Case Study

Emergent Play Workshops: How One Day Shifted a Healthcare IT Team to Accessibility-First Thinking

How a single day of disability-led immersive play shifted a healthcare technology team from checking compliance boxes to instinctive accessibility-first thinking.

About Emergent Play

Most corporate accessibility training is built on a 20th-century model: watch a video, take a quiz, forget it by Monday. Emergent Play flips that model. Instead of slides or software, participants are placed inside high-engagement storytelling scenarios where they don’t just “learn” about accessibility — they define real problems and solve them together as a team.

The result is behavioral change that sticks: faster alignment, stronger shared language, and accessibility as a design instinct rather than a compliance checkbox.

Engagement Overview

  • Facilitators: Sean Gallivan and Anna Thielke
  • Participants: Design, Product, and Engineering teams
  • Format: Full-day, disability-led Emergent Play workshop
  • Focus: Accessibility, inclusive design, and human-centered problem solving

The Challenge

Like many high-performing digital teams, this healthcare technology organization had strong technical talent and a solid understanding of accessibility requirements on paper. But something was missing.

Accessibility was still being treated as something to remember, not something to feel. Compliance was present — but intuition, empathy, and shared ownership were inconsistent across roles.

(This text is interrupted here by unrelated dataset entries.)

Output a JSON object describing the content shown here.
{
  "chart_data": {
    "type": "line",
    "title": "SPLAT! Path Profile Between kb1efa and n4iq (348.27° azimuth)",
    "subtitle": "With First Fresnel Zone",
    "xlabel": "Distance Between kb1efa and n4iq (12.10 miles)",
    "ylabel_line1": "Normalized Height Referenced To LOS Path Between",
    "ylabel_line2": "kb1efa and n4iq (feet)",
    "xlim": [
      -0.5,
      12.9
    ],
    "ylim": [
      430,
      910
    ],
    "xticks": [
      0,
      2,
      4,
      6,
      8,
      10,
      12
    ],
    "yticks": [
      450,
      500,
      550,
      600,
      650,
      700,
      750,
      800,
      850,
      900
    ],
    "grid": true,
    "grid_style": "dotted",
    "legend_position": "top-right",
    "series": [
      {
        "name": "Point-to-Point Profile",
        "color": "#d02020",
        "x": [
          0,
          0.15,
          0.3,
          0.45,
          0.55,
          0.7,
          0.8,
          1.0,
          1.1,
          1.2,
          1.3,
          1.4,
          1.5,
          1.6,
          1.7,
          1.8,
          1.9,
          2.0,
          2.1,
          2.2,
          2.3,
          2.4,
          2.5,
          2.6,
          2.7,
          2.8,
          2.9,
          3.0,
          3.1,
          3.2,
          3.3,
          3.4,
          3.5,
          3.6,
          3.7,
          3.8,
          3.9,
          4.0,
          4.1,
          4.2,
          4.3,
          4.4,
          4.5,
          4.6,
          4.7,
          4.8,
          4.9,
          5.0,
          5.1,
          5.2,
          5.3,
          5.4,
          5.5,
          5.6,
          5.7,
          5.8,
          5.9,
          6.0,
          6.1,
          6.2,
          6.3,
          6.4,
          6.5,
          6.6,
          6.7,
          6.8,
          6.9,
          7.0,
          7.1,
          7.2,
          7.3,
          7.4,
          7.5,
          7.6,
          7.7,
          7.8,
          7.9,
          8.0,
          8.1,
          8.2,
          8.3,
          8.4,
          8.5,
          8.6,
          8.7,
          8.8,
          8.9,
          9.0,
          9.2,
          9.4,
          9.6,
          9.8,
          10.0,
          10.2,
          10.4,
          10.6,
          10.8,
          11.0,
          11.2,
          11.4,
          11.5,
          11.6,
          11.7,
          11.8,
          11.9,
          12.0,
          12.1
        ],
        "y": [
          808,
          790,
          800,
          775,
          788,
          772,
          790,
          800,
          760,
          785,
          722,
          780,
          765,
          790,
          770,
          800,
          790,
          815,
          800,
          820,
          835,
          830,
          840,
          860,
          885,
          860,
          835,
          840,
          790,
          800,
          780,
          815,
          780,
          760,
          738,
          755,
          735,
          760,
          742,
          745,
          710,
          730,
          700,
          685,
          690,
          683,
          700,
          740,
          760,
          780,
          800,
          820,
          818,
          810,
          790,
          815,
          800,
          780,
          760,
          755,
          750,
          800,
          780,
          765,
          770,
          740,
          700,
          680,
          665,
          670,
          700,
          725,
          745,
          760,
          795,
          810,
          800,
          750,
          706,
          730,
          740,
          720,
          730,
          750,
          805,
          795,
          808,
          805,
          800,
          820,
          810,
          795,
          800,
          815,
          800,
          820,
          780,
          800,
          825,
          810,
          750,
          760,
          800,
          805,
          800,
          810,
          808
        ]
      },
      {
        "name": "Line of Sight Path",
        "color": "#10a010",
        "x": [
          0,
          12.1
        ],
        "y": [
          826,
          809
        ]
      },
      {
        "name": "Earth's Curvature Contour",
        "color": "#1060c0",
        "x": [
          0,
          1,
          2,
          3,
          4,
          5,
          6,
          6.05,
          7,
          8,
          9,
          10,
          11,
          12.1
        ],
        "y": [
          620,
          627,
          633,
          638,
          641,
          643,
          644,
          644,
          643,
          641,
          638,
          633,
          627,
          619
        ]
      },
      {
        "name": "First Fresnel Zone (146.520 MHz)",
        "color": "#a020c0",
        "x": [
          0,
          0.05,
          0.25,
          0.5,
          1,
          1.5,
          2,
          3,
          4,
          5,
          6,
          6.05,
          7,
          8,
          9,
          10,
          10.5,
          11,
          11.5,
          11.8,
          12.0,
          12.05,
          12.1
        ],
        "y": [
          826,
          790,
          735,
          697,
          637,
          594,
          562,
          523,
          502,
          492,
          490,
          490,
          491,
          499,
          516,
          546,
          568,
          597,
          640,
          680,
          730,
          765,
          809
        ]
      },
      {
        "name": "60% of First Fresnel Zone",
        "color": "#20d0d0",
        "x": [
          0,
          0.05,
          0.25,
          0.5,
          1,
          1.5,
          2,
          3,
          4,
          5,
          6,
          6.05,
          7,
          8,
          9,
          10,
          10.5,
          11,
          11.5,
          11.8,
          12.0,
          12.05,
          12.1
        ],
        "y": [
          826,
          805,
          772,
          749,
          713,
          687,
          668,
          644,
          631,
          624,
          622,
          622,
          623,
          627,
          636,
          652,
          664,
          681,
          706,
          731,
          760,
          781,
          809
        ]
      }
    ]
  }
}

The goal wasn’t to teach another checklist. The goal was to rewire how teams think, collaborate, and make decisions when disabled people are at the center of the room.

Abstract illustration representing collaborative team discovery and immersive learning

The Experience: A Story You Had to Live Inside

Instead of slides or software, participants were dropped into a fully immersive narrative.

The Prompt: A wealthy, blind tech billionaire — Sierra Blaze — is ready to fund her dream: a barrier-free community retreat for herself and her disabled friends. A place filled with music, laughter, shared meals, solo reflection, and joy. She will hire one design team to bring it to life.

The twist? Sierra Blaze was portrayed by a blind facilitator — disability-led, unscripted, and fully interactive.

Before design even began, teams participated in a live Q&A with Sierra, asking about her values, her non-negotiables, her wild ideas, and her deeply specific needs. The answers immediately reframed assumptions and surfaced tensions teams didn’t know they had.

Emergent Play in Action

While the experience was playful, it was grounded in the Personatypes framework — a disability-informed model rooted in lived experience and accessibility research. Personatypes served as lenses for examining design decisions and unexpected challenges, helping teams surface real barriers and rethink solutions through the perspectives of disabled people. The result was faster insight, deeper empathy, and accessibility that felt lived — not theoretical.

Participants were split into multiple teams and given a shared goal: create the most compelling, accessible, and imaginative community experience — through story.

Each team first had to choose who they would be in the world:

  • The brilliant but inexperienced designer bursting with ideas
  • The seasoned, jaded expert with strong opinions
  • Or a completely original character, complete with quirks, biases

These weren’t personas on paper. They were roles teams embodied — shaping how decisions were made, how conflict emerged, and how collaboration unfolded.

Chaos, Constraint, and Real-World Pressure

Throughout the day, dice rolls introduced acts of nature and unexpected disruption:

  • Complete electrical blackouts
  • Environmental setbacks
  • Sudden constraints that forced rapid redesigns

What looked like play quickly revealed something deeper: how teams respond when control is taken away.

Accessibility stopped being theoretical. It became the difference between resilience and collapse.

The Final Test: Presenting to a Blind Investor

At the end of the session, teams presented their solutions directly to Sierra Blaze.

There was one rule: visuals alone would not work.

Teams had to rethink how they communicated — moving beyond screens into multi-sensory storytelling:

  • Rich verbal descriptions
  • Spatial metaphors
  • Sound, texture, rhythm, and atmosphere
  • Experiences designed to be felt, not just seen

The results were unexpectedly sophisticated: barrier-free environments grounded in joy, community, flexibility, and dignity — with bold creative choices that prioritized experience over aesthetic convention.

The Outcome: Laughter, Humility, and a Shift That Stuck

By the end of the day, the room felt different.

There was laughter. There was humility. And there was a palpable sense of responsibility.

Participants didn’t leave talking about compliance. They left talking about impact.

Designers, engineers, and product leaders articulated — often out loud for the first time — that their everyday decisions shape who gets to participate and thrive.

Accessibility had moved from a requirement to a shared design instinct.

Why It Worked

  • Expert facilitation: Sean Gallivan has hosted over 100 emergent play games, bringing deep craft to every session.
  • Disability-led facilitation: Lived experience anchored every moment in reality.
  • Personatypes as shared lenses: The Personatypes framework gave teams a common language to interpret challenges, surface real access barriers, and discuss design tradeoffs without defaulting to personas or checklists.
  • No new software: Low friction, high engagement — just collaborative storytelling that creates lasting behavioral change.